The plant in Hofors is also Sweden’s largest electrolysis plant, with a 20MW alkaline electrolyzer system from Nel ASA. Nel’s A Series atmospheric alkaline electrolyzers feature a cell stack power consumption as low as 3.8 kWh/Nm3 of hydrogen gas produced, up to 2.2 MW per stack. The A Series electrolyzer system at Hofors can produce up to 3,880 Nm3/h of hydrogen—just over 8 tonnes per day.


Electrolyzer system at Hofors. The large cylinders are the electrolyzer cell stacks; the white tanks visible at the rear are the hydrogen and oxygen separation tanks.

Our steel mill in Hofors was founded as early as the 16th century, and with the new hydrogen plant, we begin a new chapter in Swedish steel history. Heating steel products has previously required large amounts of fossil fuels. We are now the first in the world to heat steel with fossil-free hydrogen before rolling, reducing the emissions in this production step to almost zero.

—Marcus Hedblom, President and CEO Ovako Group

The fossil-free hydrogen produced in Ovako’s new facility will be used to heat steel at adjacent rolling mills, significantly reducing carbon dioxide emissions to nearly zero. In addition to steel heating, the hydrogen will be used for fueling fuel cell-powered trucks, and the excess heat from the plant will be used for district heating.

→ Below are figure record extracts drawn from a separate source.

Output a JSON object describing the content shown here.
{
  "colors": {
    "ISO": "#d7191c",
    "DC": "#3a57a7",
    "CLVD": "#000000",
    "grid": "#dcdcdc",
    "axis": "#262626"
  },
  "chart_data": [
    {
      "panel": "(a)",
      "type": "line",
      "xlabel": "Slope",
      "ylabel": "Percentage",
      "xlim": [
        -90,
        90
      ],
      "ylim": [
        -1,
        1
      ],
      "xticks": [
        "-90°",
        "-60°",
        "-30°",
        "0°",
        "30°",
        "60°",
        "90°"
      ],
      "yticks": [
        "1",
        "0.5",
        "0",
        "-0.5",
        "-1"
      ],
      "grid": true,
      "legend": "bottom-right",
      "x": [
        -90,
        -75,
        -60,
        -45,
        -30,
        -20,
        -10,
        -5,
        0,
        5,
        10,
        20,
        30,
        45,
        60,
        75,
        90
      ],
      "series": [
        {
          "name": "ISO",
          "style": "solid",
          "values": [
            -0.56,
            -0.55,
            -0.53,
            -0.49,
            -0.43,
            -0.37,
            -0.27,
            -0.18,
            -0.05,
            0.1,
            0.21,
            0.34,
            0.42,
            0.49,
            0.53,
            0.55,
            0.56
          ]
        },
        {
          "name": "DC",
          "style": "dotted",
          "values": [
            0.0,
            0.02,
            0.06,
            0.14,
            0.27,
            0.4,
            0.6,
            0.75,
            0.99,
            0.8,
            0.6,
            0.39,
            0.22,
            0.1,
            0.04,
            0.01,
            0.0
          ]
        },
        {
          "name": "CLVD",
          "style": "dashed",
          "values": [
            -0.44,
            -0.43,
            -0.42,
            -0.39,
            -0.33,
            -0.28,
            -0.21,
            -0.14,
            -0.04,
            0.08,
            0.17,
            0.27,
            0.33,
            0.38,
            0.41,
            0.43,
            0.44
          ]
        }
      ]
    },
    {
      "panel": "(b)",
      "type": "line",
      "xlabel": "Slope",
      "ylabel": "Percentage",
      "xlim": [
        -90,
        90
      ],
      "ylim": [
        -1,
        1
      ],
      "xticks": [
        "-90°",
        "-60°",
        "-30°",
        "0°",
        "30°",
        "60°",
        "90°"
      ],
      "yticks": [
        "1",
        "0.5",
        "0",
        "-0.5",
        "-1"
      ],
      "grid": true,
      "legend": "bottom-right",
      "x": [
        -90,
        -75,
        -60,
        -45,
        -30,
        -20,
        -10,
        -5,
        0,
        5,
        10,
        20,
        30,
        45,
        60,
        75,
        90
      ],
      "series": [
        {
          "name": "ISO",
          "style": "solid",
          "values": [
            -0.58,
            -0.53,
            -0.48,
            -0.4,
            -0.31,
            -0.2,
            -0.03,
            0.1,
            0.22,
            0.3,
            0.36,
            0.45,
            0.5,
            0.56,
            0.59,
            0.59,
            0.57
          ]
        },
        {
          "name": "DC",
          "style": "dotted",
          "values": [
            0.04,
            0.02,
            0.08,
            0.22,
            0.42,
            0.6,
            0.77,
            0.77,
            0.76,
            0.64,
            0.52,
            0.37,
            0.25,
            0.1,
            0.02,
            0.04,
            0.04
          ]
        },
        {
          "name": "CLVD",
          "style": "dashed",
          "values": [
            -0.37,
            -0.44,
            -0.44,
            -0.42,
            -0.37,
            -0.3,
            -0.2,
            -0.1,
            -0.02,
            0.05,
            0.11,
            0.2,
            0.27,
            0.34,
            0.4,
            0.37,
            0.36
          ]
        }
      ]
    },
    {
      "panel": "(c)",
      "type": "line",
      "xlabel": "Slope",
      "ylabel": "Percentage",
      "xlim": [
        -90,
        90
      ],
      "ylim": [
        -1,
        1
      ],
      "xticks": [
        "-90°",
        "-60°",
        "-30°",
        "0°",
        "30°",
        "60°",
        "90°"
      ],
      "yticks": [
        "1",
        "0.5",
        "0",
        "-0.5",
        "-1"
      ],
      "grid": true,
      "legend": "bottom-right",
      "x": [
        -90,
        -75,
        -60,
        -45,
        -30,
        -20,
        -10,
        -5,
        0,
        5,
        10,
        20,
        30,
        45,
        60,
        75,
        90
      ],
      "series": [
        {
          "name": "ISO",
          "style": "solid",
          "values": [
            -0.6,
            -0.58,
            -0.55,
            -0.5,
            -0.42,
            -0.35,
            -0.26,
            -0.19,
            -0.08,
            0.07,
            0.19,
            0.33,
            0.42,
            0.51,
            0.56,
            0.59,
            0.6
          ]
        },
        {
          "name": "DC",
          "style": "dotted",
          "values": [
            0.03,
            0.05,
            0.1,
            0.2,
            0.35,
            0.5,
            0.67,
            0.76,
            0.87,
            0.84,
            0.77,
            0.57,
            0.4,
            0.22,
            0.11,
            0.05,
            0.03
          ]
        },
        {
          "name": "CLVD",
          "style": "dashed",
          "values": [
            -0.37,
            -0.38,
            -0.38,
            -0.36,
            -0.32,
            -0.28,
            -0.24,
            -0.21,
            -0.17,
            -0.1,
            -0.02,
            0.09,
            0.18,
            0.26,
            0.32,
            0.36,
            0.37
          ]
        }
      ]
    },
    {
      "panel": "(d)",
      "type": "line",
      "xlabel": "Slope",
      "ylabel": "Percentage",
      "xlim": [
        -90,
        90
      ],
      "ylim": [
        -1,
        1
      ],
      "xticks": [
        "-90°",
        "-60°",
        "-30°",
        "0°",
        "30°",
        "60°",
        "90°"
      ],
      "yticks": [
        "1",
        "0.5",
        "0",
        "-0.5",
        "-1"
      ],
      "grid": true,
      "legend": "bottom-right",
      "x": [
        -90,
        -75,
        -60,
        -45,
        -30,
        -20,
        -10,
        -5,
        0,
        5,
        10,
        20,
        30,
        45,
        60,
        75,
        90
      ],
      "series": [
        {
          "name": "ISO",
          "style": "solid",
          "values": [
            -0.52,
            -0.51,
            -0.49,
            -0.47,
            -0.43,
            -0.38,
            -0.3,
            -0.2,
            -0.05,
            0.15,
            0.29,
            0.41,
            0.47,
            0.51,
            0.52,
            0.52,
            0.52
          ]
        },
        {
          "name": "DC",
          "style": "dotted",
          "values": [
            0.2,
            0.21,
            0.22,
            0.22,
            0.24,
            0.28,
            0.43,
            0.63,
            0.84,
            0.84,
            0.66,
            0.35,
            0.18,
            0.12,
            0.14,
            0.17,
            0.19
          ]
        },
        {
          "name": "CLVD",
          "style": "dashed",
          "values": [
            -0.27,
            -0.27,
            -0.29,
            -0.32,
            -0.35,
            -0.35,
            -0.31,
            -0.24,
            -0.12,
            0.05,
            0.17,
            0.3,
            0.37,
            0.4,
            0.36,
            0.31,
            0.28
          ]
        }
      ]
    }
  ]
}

The fossil-free hydrogen plant in Hofors is the largest in operation in Europe. This solution for industrial heating technology holds the potential for substantial global emissions reductions, not limited to the steel industry, the company says.

Ovako is collaborating with partners such as the Volvo Group, Hitachi Energy, H2 Green Steel, and Nel Hydrogen. The development of the hydrogen plant has been supported by the Swedish Energy Agency and the European Union.

Ovako’s plan is to use local hydrogen production in all Ovako units where steel is rolled by 2030, provided there is good access to fossil-free electricity to power the electrolysis process.

Ovako is a subsidiary of Sanyo Special Steel and a member of Nippon Steel Corporation, one of the largest steel producers in the world.